Consider following circuit:
simulate this circuit – Schematic created using CircuitLab
The question is determining output voltage.
D1 is an ideal diode with zero threshold voltage.
Certainly when input goes from zero to peak voltage the diode is off but the problem is after that time. Both on and off assumptions for the diode is valid when $$T/4\le t\le T/2$$ If we assume diode is off then $$V_D = 0 – V_{out} = -V_1\lt 0$$ because $$T/4\le t\le T/2 \implies 0\le V_1\le V_{peak}$$
On the other hand assuming diode is on leads to $$ i_D = -C_1V_1' \gt 0 \implies V_1'\lt 0$$ which is true because $$V_1' = V_p\omega \cos{\omega t} \ \ \ \ and \ \ \ T/4\le t\le T/2$$
What is my mistake here? According to my book during entire positive half cycle diode is off but I don't know what's the problem with on state.
Best Answer
I think the problem here is your on-state assumption, because it contradicts itself
See, according to the following statement:
$$i_D=−C_1V_1^′>0$$
It's assumed that \$i_D=−C_1V_1^′\$, meaning that the current flows from the cathode end to the anode end of the diode. Putting it simply, the \$i_D\$ arrow in your drawing is flipped. This assumption in itself is OK. It means that the calculated current will have an opposite direction.

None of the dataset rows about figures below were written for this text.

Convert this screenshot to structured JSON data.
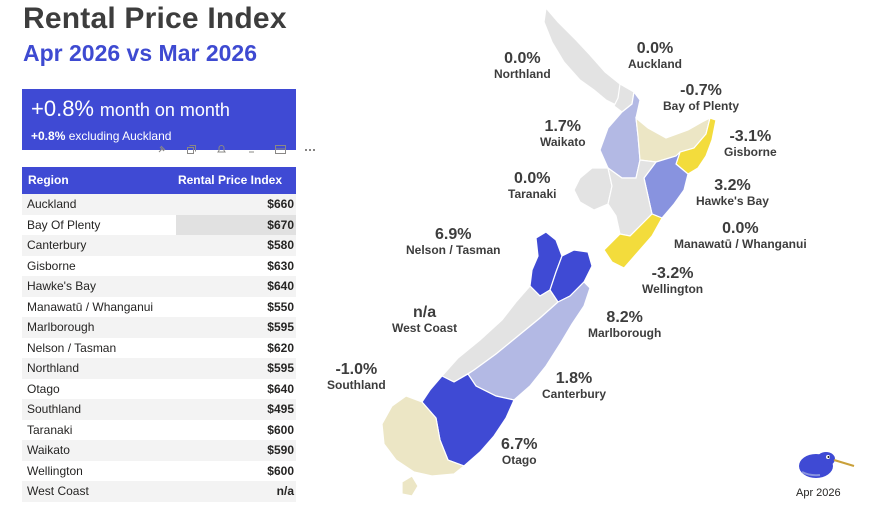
{
  "header": {
    "title": "Rental Price Index",
    "subtitle": "Apr 2026 vs Mar 2026"
  },
  "kpi": {
    "value": "+0.8%",
    "value_suffix": "month on month",
    "secondary_value": "+0.8%",
    "secondary_suffix": "excluding Auckland"
  },
  "table": {
    "col_region": "Region",
    "col_index": "Rental Price Index",
    "rows": [
      {
        "region": "Auckland",
        "value": "$660"
      },
      {
        "region": "Bay Of Plenty",
        "value": "$670"
      },
      {
        "region": "Canterbury",
        "value": "$580"
      },
      {
        "region": "Gisborne",
        "value": "$630"
      },
      {
        "region": "Hawke's Bay",
        "value": "$640"
      },
      {
        "region": "Manawatū / Whanganui",
        "value": "$550"
      },
      {
        "region": "Marlborough",
        "value": "$595"
      },
      {
        "region": "Nelson / Tasman",
        "value": "$620"
      },
      {
        "region": "Northland",
        "value": "$595"
      },
      {
        "region": "Otago",
        "value": "$640"
      },
      {
        "region": "Southland",
        "value": "$495"
      },
      {
        "region": "Taranaki",
        "value": "$600"
      },
      {
        "region": "Waikato",
        "value": "$590"
      },
      {
        "region": "Wellington",
        "value": "$600"
      },
      {
        "region": "West Coast",
        "value": "n/a"
      }
    ]
  },
  "map": {
    "labels": {
      "northland": {
        "value": "0.0%",
        "name": "Northland"
      },
      "auckland": {
        "value": "0.0%",
        "name": "Auckland"
      },
      "bay_of_plenty": {
        "value": "-0.7%",
        "name": "Bay of Plenty"
      },
      "waikato": {
        "value": "1.7%",
        "name": "Waikato"
      },
      "gisborne": {
        "value": "-3.1%",
        "name": "Gisborne"
      },
      "taranaki": {
        "value": "0.0%",
        "name": "Taranaki"
      },
      "hawkes_bay": {
        "value": "3.2%",
        "name": "Hawke's Bay"
      },
      "manawatu": {
        "value": "0.0%",
        "name": "Manawatū / Whanganui"
      },
      "nelson": {
        "value": "6.9%",
        "name": "Nelson / Tasman"
      },
      "wellington": {
        "value": "-3.2%",
        "name": "Wellington"
      },
      "west_coast": {
        "value": "n/a",
        "name": "West Coast"
      },
      "marlborough": {
        "value": "8.2%",
        "name": "Marlborough"
      },
      "southland": {
        "value": "-1.0%",
        "name": "Southland"
      },
      "canterbury": {
        "value": "1.8%",
        "name": "Canterbury"
      },
      "otago": {
        "value": "6.7%",
        "name": "Otago"
      }
    },
    "colors": {
      "neutral": "#e3e3e3",
      "light_positive": "#b3b9e4",
      "mid_positive": "#8893df",
      "strong_positive": "#3f4ad4",
      "light_negative": "#ece6c5",
      "strong_negative": "#f3dc3c"
    }
  },
  "footer": {
    "date": "Apr 2026"
  }
}
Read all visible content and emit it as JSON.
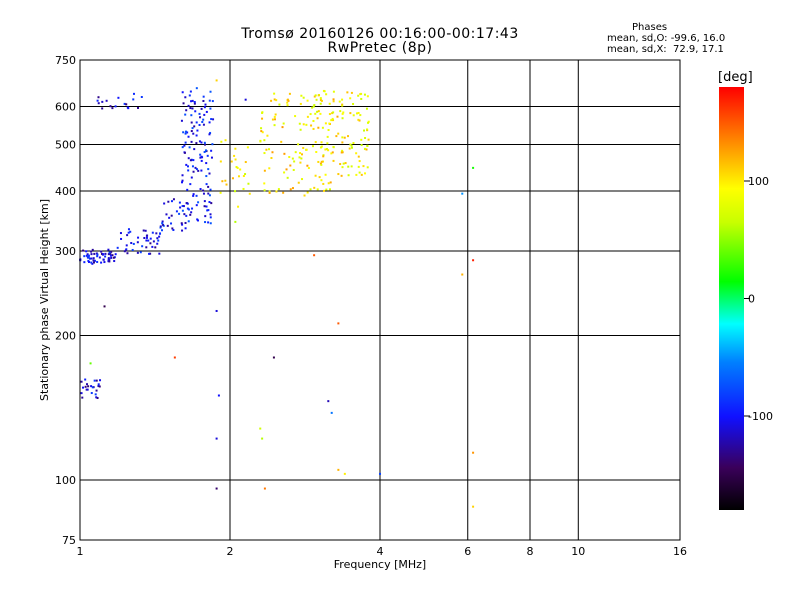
{
  "title_line1": "Tromsø 20160126 00:16:00-00:17:43",
  "title_line2": "RwPretec (8p)",
  "stats": {
    "heading": "Phases",
    "o_line": "mean, sd,O: -99.6, 16.0",
    "x_line": "mean, sd,X:  72.9, 17.1"
  },
  "colorbar": {
    "unit": "[deg]",
    "ticks": [
      {
        "value": 100,
        "label": "100"
      },
      {
        "value": 0,
        "label": "0"
      },
      {
        "value": -100,
        "label": "-100"
      }
    ],
    "range": [
      -180,
      180
    ]
  },
  "chart_data": {
    "type": "scatter",
    "xlabel": "Frequency [MHz]",
    "ylabel": "Stationary phase Virtual Height [km]",
    "xscale": "log",
    "yscale": "log",
    "xlim": [
      1,
      16
    ],
    "ylim": [
      75,
      750
    ],
    "x_ticks": [
      {
        "value": 1,
        "label": "1"
      },
      {
        "value": 2,
        "label": "2"
      },
      {
        "value": 4,
        "label": "4"
      },
      {
        "value": 6,
        "label": "6"
      },
      {
        "value": 8,
        "label": "8"
      },
      {
        "value": 10,
        "label": "10"
      },
      {
        "value": 16,
        "label": "16"
      }
    ],
    "y_ticks": [
      {
        "value": 75,
        "label": "75"
      },
      {
        "value": 100,
        "label": "100"
      },
      {
        "value": 200,
        "label": "200"
      },
      {
        "value": 300,
        "label": "300"
      },
      {
        "value": 400,
        "label": "400"
      },
      {
        "value": 500,
        "label": "500"
      },
      {
        "value": 600,
        "label": "600"
      },
      {
        "value": 750,
        "label": "750"
      }
    ],
    "grid": true,
    "clusters": [
      {
        "x": [
          1.0,
          1.18
        ],
        "y": [
          282,
          302
        ],
        "phase": -110,
        "n": 60
      },
      {
        "x": [
          1.18,
          1.45
        ],
        "y": [
          295,
          335
        ],
        "phase": -105,
        "n": 45
      },
      {
        "x": [
          1.45,
          1.65
        ],
        "y": [
          330,
          390
        ],
        "phase": -100,
        "n": 30
      },
      {
        "x": [
          1.6,
          1.85
        ],
        "y": [
          340,
          660
        ],
        "phase": -100,
        "n": 140
      },
      {
        "x": [
          1.08,
          1.35
        ],
        "y": [
          585,
          640
        ],
        "phase": -110,
        "n": 18
      },
      {
        "x": [
          1.0,
          1.1
        ],
        "y": [
          148,
          162
        ],
        "phase": -110,
        "n": 24
      },
      {
        "x": [
          1.9,
          2.2
        ],
        "y": [
          370,
          520
        ],
        "phase": 95,
        "n": 25
      },
      {
        "x": [
          2.3,
          2.9
        ],
        "y": [
          390,
          650
        ],
        "phase": 100,
        "n": 80
      },
      {
        "x": [
          2.9,
          3.3
        ],
        "y": [
          400,
          650
        ],
        "phase": 95,
        "n": 80
      },
      {
        "x": [
          3.3,
          3.8
        ],
        "y": [
          430,
          650
        ],
        "phase": 95,
        "n": 70
      }
    ],
    "points": [
      {
        "x": 1.12,
        "y": 230,
        "phase": -150
      },
      {
        "x": 1.88,
        "y": 225,
        "phase": -110
      },
      {
        "x": 2.45,
        "y": 180,
        "phase": -150
      },
      {
        "x": 1.55,
        "y": 180,
        "phase": 160
      },
      {
        "x": 1.05,
        "y": 175,
        "phase": 40
      },
      {
        "x": 1.9,
        "y": 150,
        "phase": -100
      },
      {
        "x": 3.15,
        "y": 146,
        "phase": -120
      },
      {
        "x": 3.2,
        "y": 138,
        "phase": -60
      },
      {
        "x": 2.3,
        "y": 128,
        "phase": 70
      },
      {
        "x": 2.32,
        "y": 122,
        "phase": 60
      },
      {
        "x": 1.88,
        "y": 122,
        "phase": -110
      },
      {
        "x": 3.3,
        "y": 105,
        "phase": 120
      },
      {
        "x": 3.4,
        "y": 103,
        "phase": 100
      },
      {
        "x": 4.0,
        "y": 103,
        "phase": -80
      },
      {
        "x": 2.35,
        "y": 96,
        "phase": 140
      },
      {
        "x": 1.88,
        "y": 96,
        "phase": -140
      },
      {
        "x": 2.95,
        "y": 294,
        "phase": 150
      },
      {
        "x": 3.3,
        "y": 212,
        "phase": 150
      },
      {
        "x": 5.85,
        "y": 268,
        "phase": 120
      },
      {
        "x": 6.15,
        "y": 287,
        "phase": 170
      },
      {
        "x": 6.15,
        "y": 447,
        "phase": 20
      },
      {
        "x": 6.15,
        "y": 114,
        "phase": 130
      },
      {
        "x": 6.15,
        "y": 88,
        "phase": 110
      },
      {
        "x": 5.85,
        "y": 395,
        "phase": -50
      },
      {
        "x": 2.05,
        "y": 345,
        "phase": 60
      },
      {
        "x": 2.15,
        "y": 620,
        "phase": -110
      },
      {
        "x": 1.88,
        "y": 680,
        "phase": 110
      }
    ]
  }
}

The problem starts though with the second part of your assumption, i.e. \$i_D>0\$: This opposes the assumption that you just made (negative \$i_D\$). You cannot have both assumptions at the same time, because they just contradict each other.
The correct assumption in this case would be
$$i_D=−C_1V_1^′ < 0 \rightarrow V_1^′>0$$
OR if you flip the \$i_D\$ arrow, you would have
$$i_D=C_1V_1^′>0 \rightarrow V_1^′>0$$
which is the same. Considering the derivative of the voltage across the capacitor:
$$V_1^′=V_p\omega \cos(\omega t)$$
Selecting a few time points, a frequency of \$100Hz\$ and \$C_1=1\mu F\$ (considering the original arrow direction) yields:
$$i_D(t=T/4)=-C_1\cdot V_p\omega \cos(\omega t)=-1\mu F\cdot 1V\cdot 2\pi 100Hz \cos(\frac{\pi}{2})=0A$$
$$i_D(t=3T/8)=444\mu A$$
$$i_D(t=T/2)=628\mu A$$
This can be double checked via simulation
Simulating the on-state assumption (diode with no forward voltage and negligible off-resistance - otherwise no current could flow):
As you can see from the waveform, the current values match the calculated ones. In this case, the current is indeed flowing from the cathode to the anode, meaning that the assumption is correct.